As I pointed out further back it wouldn't be a good reason to carry on smoking even if true since the low risk years for the rest of your life would make up for any small rise in the first few months.
It still might be true of course. If it was then you'd want to know so you could schedule frequent tests for smokers who recently stopped.
gordy well done
Freaky "giving up" cancers discounted (as I'm sure they can be) I bet you are twice as healthy now as you were a year ago
Mamaz0n, so so sorry to hear that
Don;t let this put anyone off giving up - the NHS can provide free support, in fact they are falling over themselves to support you because quitting smoking saves lives and makes those lives healthier!
Wow that's interesting Niblet (ust read that post), almost like the opposite of pica in pregnancy
I've no idea if there is a link or not, but nearly all the people I know who have given up smoking have then spent the next year or so with hacking coughs, mouth ulcers (seems to be really common), colds, general illness.
Any ideas why this is? and particularly the mouth ulcer thing?
onagar i was extrapolating from the idea that giving up smoking is what causes cancer, as that seemed to be the idea being bandied around by some
and yes, that is ridiculous
smoking causes cancer, not giving up
And I bet you that a lot of people give up smoking because they have a cough/persistent sore throat which they then see the Dr about later - and it was cancer all along.
Cancer is caused by a series of changes in cell DNA, and its hugely unlikely that stopping pumping chemicals into ones body would cause that sequence of events to occur
well people are 'mugs' to do alot of what they do.
price of cigarettes now is ridiculous
good reason to stop if any more is needed!
I shall ask someone who actually knows, and report back.
I believe there are plenty of studies which look at the long term effects of giving up.
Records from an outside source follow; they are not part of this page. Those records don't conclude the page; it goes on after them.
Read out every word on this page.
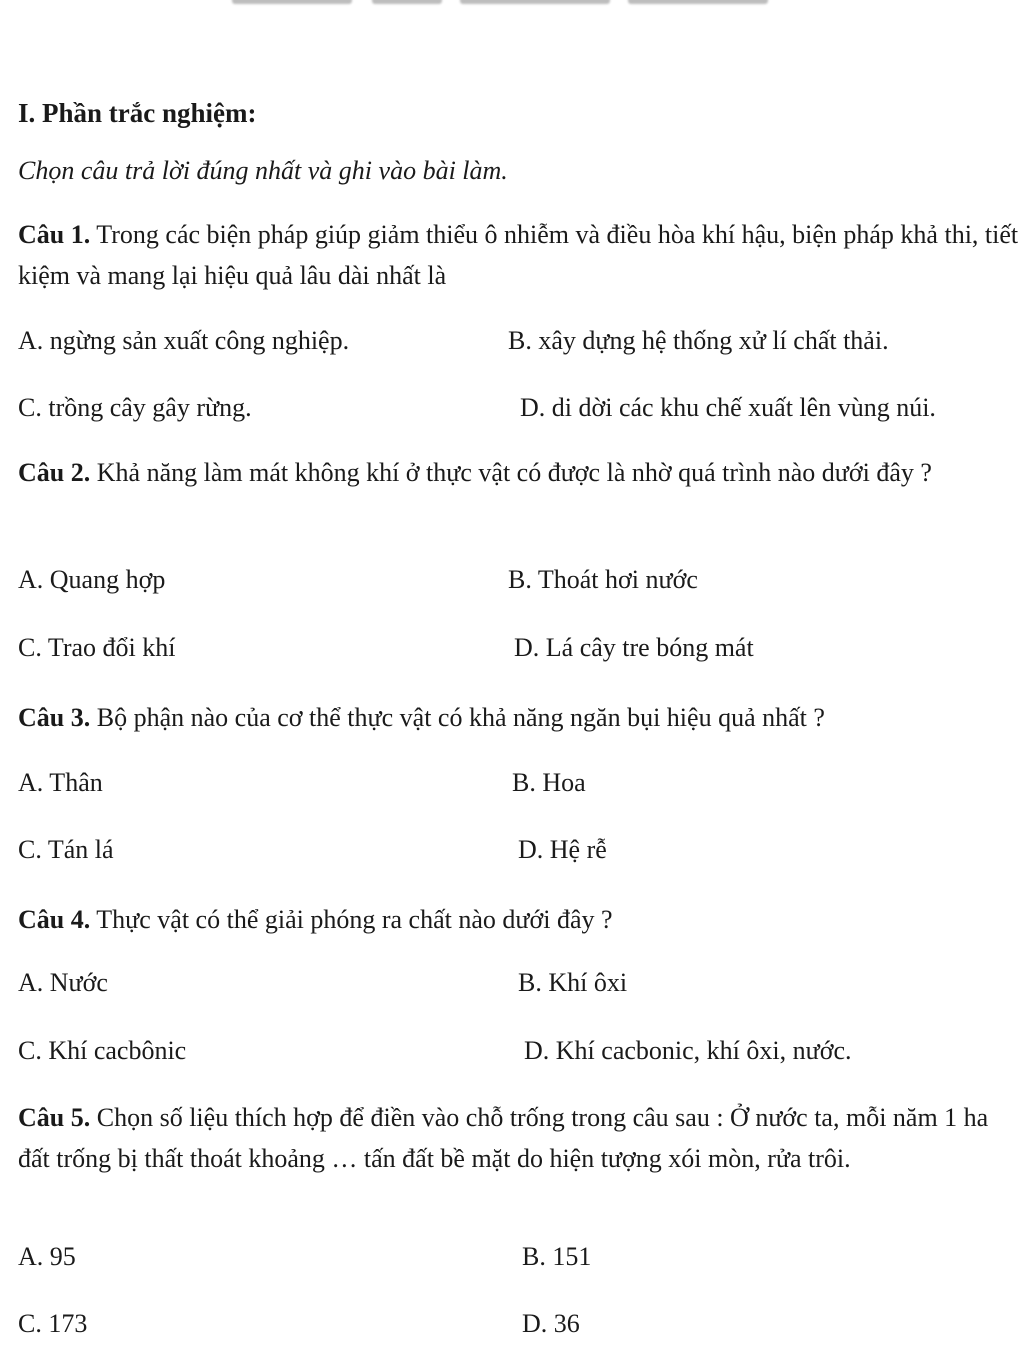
I. Phần trắc nghiệm:

Chọn câu trả lời đúng nhất và ghi vào bài làm.

Câu 1. Trong các biện pháp giúp giảm thiểu ô nhiễm và điều hòa khí hậu, biện pháp khả thi, tiết kiệm và mang lại hiệu quả lâu dài nhất là

A. ngừng sản xuất công nghiệp.	B. xây dựng hệ thống xử lí chất thải.

C. trồng cây gây rừng.	D. di dời các khu chế xuất lên vùng núi.

Câu 2. Khả năng làm mát không khí ở thực vật có được là nhờ quá trình nào dưới đây ?

A. Quang hợp	B. Thoát hơi nước

C. Trao đổi khí	D. Lá cây tre bóng mát

Câu 3. Bộ phận nào của cơ thể thực vật có khả năng ngăn bụi hiệu quả nhất ?

A. Thân	B. Hoa

C. Tán lá	D. Hệ rễ

Câu 4. Thực vật có thể giải phóng ra chất nào dưới đây ?

A. Nước	B. Khí ôxi

C. Khí cacbônic	D. Khí cacbonic, khí ôxi, nước.

Câu 5. Chọn số liệu thích hợp để điền vào chỗ trống trong câu sau : Ở nước ta, mỗi năm 1 ha đất trống bị thất thoát khoảng … tấn đất bề mặt do hiện tượng xói mòn, rửa trôi.

A. 95	B. 151

C. 173	D. 36
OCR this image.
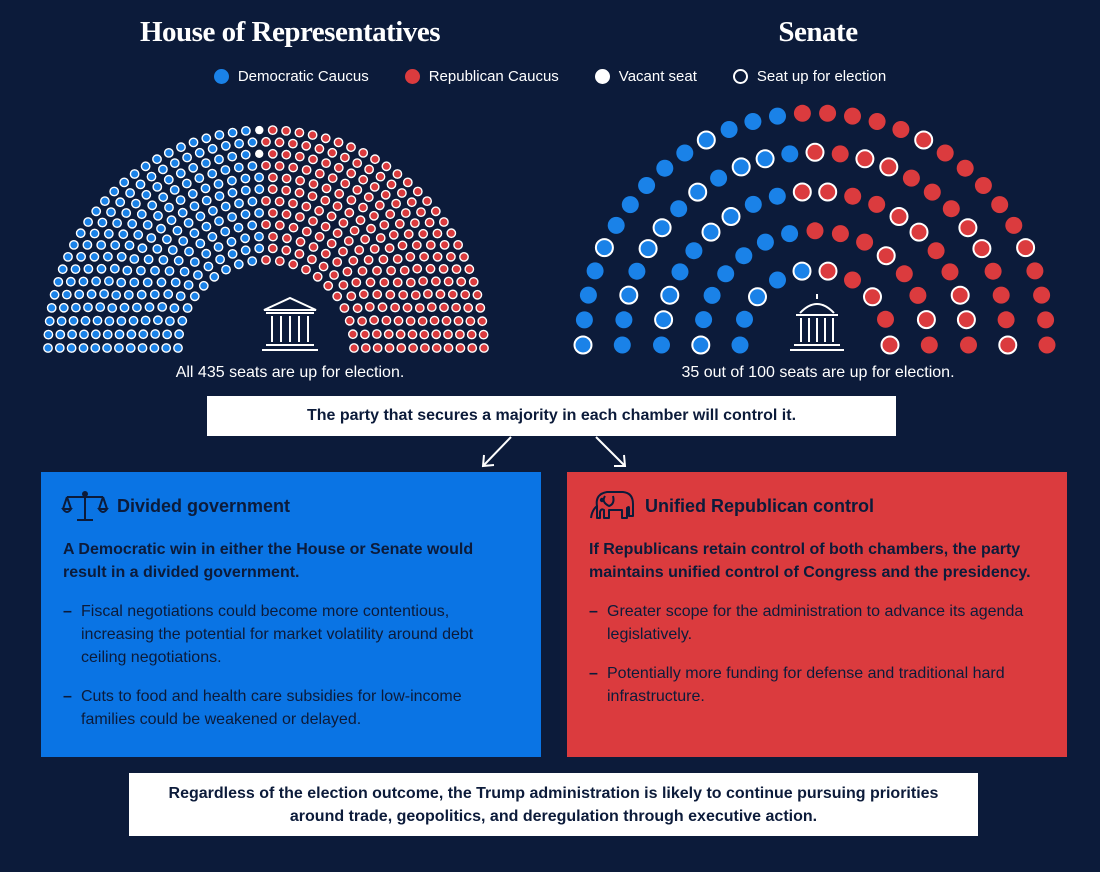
House of Representatives	Senate
Democratic Caucus	Republican Caucus	Vacant seat	Seat up for election
All 435 seats are up for election.	35 out of 100 seats are up for election.
The party that secures a majority in each chamber will control it.
Divided government
A Democratic win in either the House or Senate would result in a divided government.
– Fiscal negotiations could become more contentious, increasing the potential for market volatility around debt ceiling negotiations.
– Cuts to food and health care subsidies for low-income families could be weakened or delayed.
Unified Republican control
If Republicans retain control of both chambers, the party maintains unified control of Congress and the presidency.
– Greater scope for the administration to advance its agenda legislatively.
– Potentially more funding for defense and traditional hard infrastructure.
Regardless of the election outcome, the Trump administration is likely to continue pursuing priorities around trade, geopolitics, and deregulation through executive action.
The big picture is that giving up by 40-50, gives only about 1 year less life expectancy than a lifelong non-smoker.
Continue smoking and it's 10 years less.
If large numbers of people started dying when they gave up, it would turn up in statistics.
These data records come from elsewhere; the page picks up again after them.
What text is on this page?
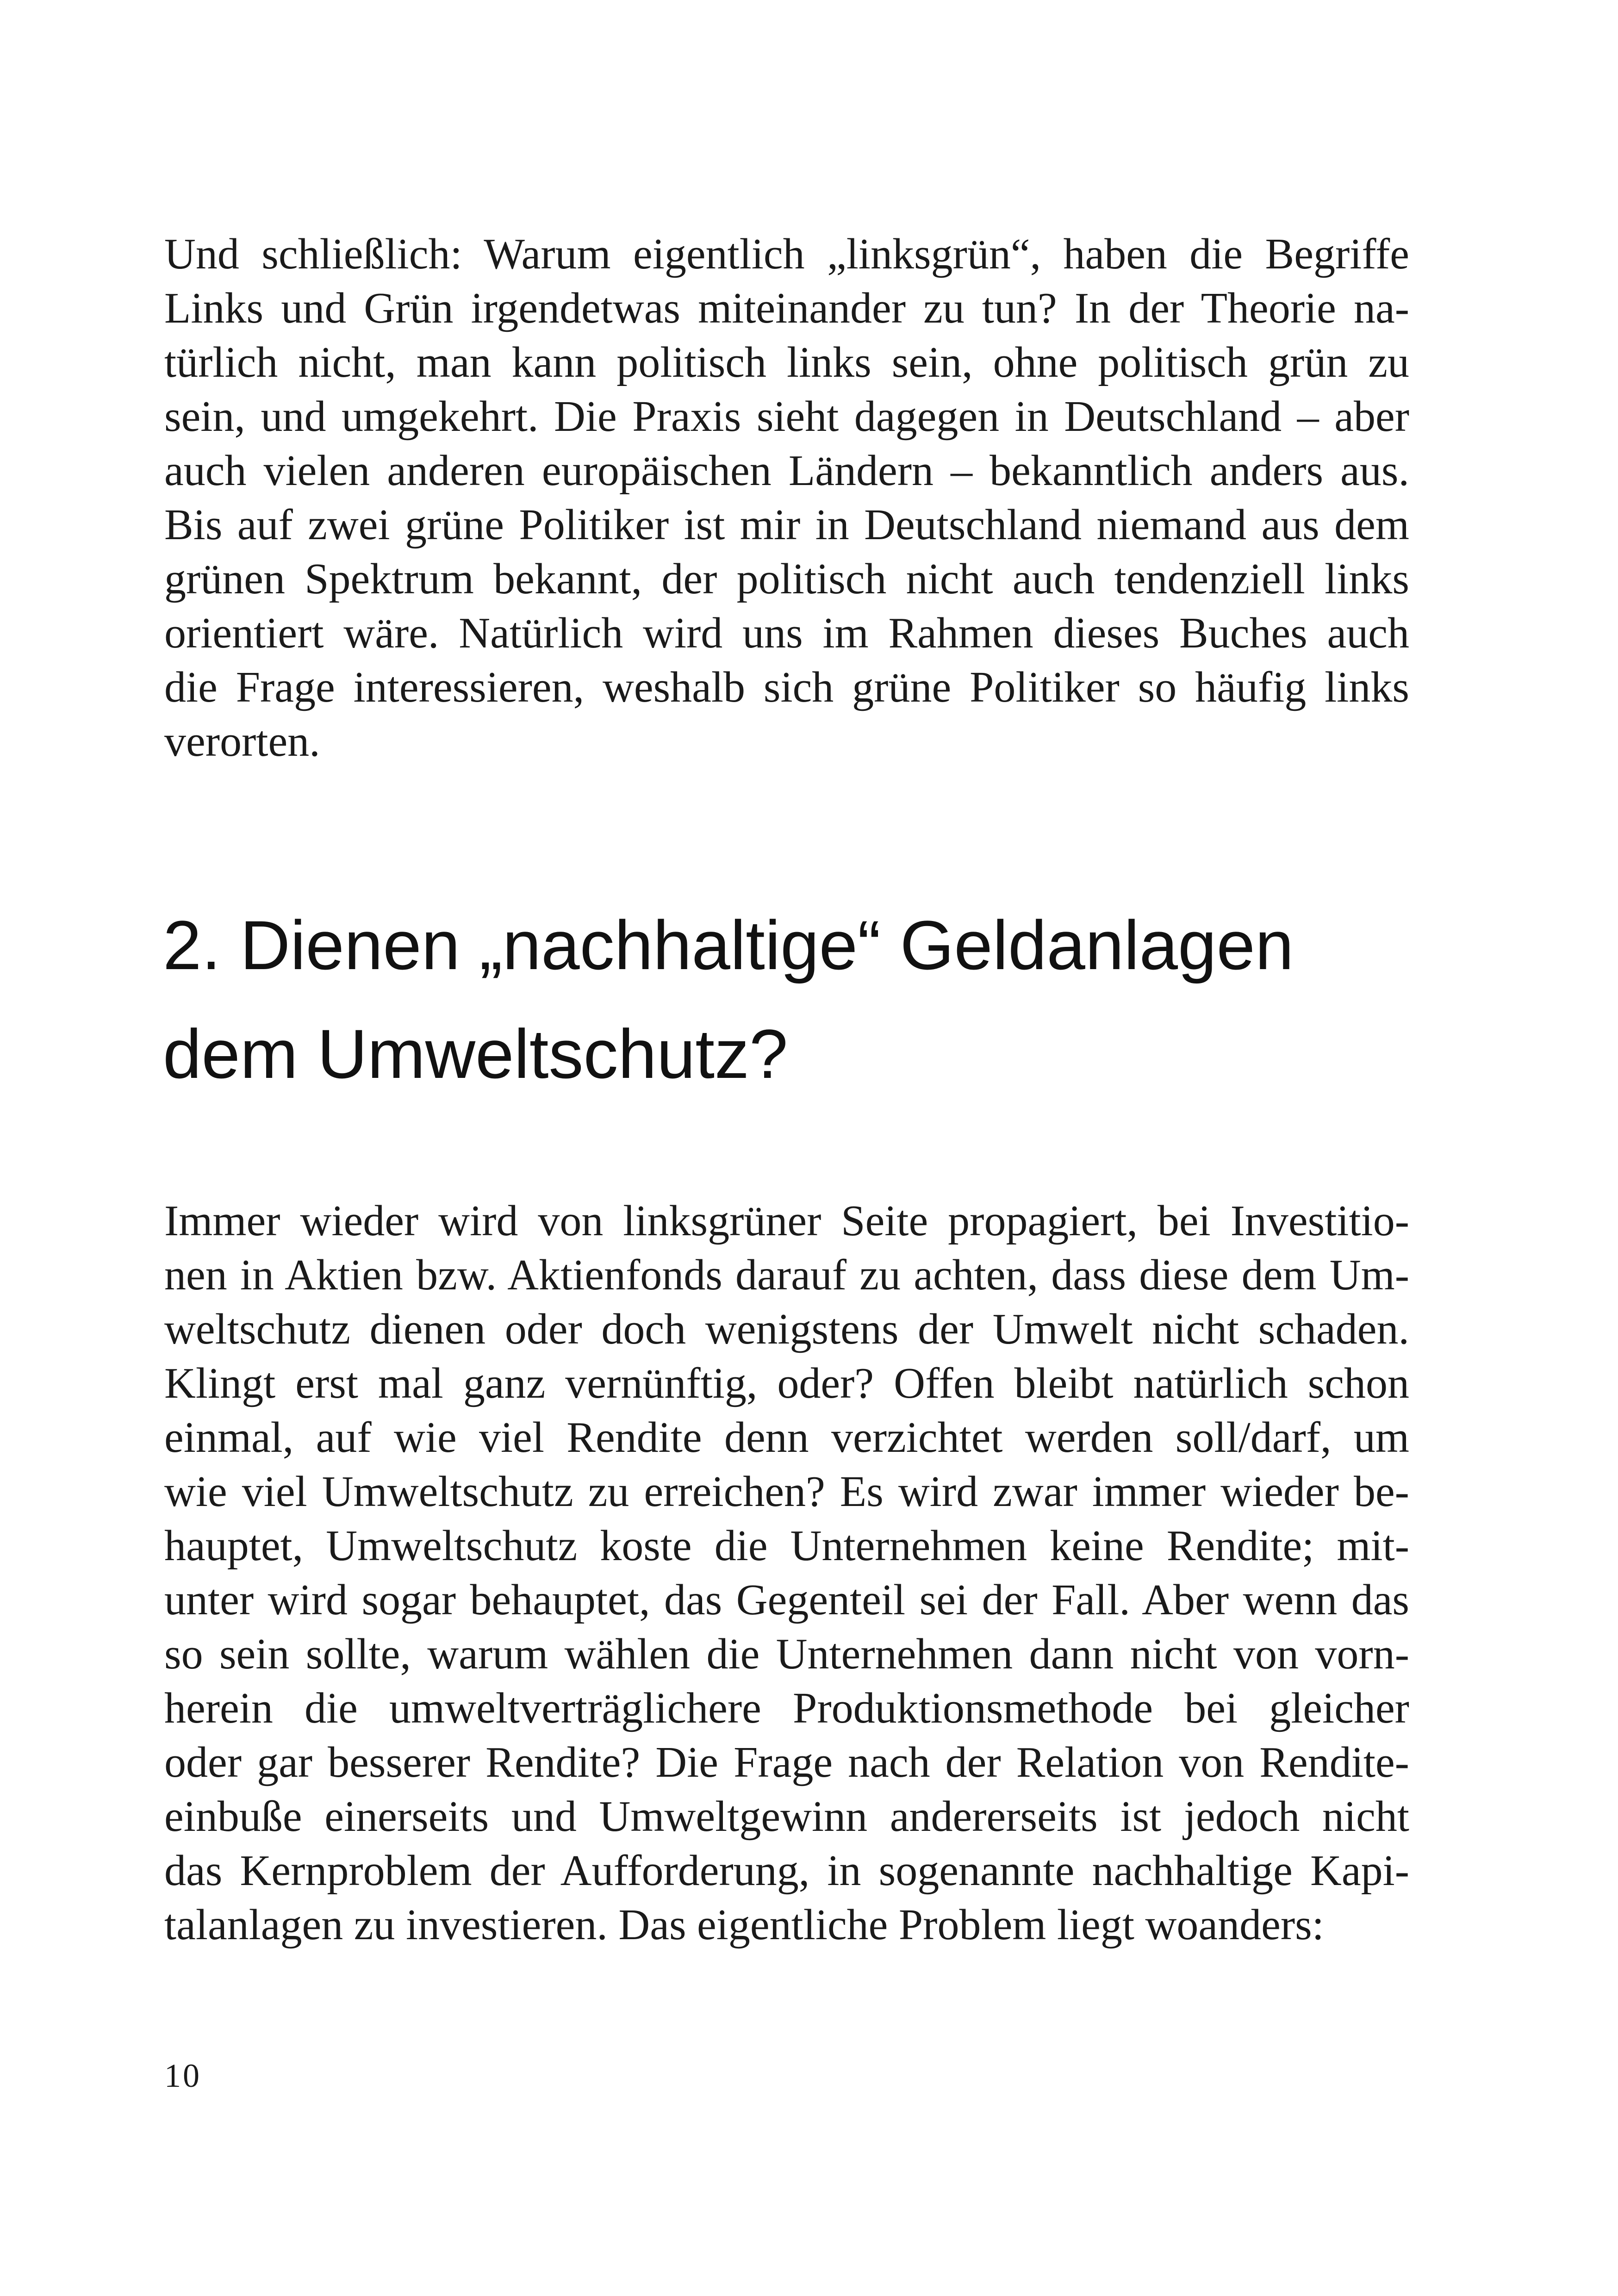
Und schließlich: Warum eigentlich „linksgrün“, haben die Begriffe
Links und Grün irgendetwas miteinander zu tun? In der Theorie na-
türlich nicht, man kann politisch links sein, ohne politisch grün zu
sein, und umgekehrt. Die Praxis sieht dagegen in Deutschland – aber
auch vielen anderen europäischen Ländern – bekanntlich anders aus.
Bis auf zwei grüne Politiker ist mir in Deutschland niemand aus dem
grünen Spektrum bekannt, der politisch nicht auch tendenziell links
orientiert wäre. Natürlich wird uns im Rahmen dieses Buches auch
die Frage interessieren, weshalb sich grüne Politiker so häufig links
verorten.
2. Dienen „nachhaltige“ Geldanlagen
dem Umweltschutz?
Immer wieder wird von linksgrüner Seite propagiert, bei Investitio-
nen in Aktien bzw. Aktienfonds darauf zu achten, dass diese dem Um-
weltschutz dienen oder doch wenigstens der Umwelt nicht schaden.
Klingt erst mal ganz vernünftig, oder? Offen bleibt natürlich schon
einmal, auf wie viel Rendite denn verzichtet werden soll/darf, um
wie viel Umweltschutz zu erreichen? Es wird zwar immer wieder be-
hauptet, Umweltschutz koste die Unternehmen keine Rendite; mit-
unter wird sogar behauptet, das Gegenteil sei der Fall. Aber wenn das
so sein sollte, warum wählen die Unternehmen dann nicht von vorn-
herein die umweltverträglichere Produktionsmethode bei gleicher
oder gar besserer Rendite? Die Frage nach der Relation von Rendite-
einbuße einerseits und Umweltgewinn andererseits ist jedoch nicht
das Kernproblem der Aufforderung, in sogenannte nachhaltige Kapi-
talanlagen zu investieren. Das eigentliche Problem liegt woanders:
10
I read ages ago (just over 10 years) that if you gave up smoking before you were 30ish that you would have no more risk of cancer than a non-smoker (once several years had passed). I remember showing it to a work collegue who was in his early thirties and trying to give up. It was an article in New Scientist, so from proper scientific research (I should hope!).
I find bakelite and niblet's theory interesting.
iphone the cough is down to the little hairs down your throat starting to work again and your lungs trying to get rid of all the crap.
Giving up anything you are addicted to seems to mean going through a spell of crapness - drinking, smoking, harder drugs - I think that while the body works to get to grips with not having something it has had for all that time and sort of rebalancing it can make people more succeptible to infections and things.
I guess that's the "dangerous" bit - you give up something and instead of feeling better, for a while you often feel much worse!!!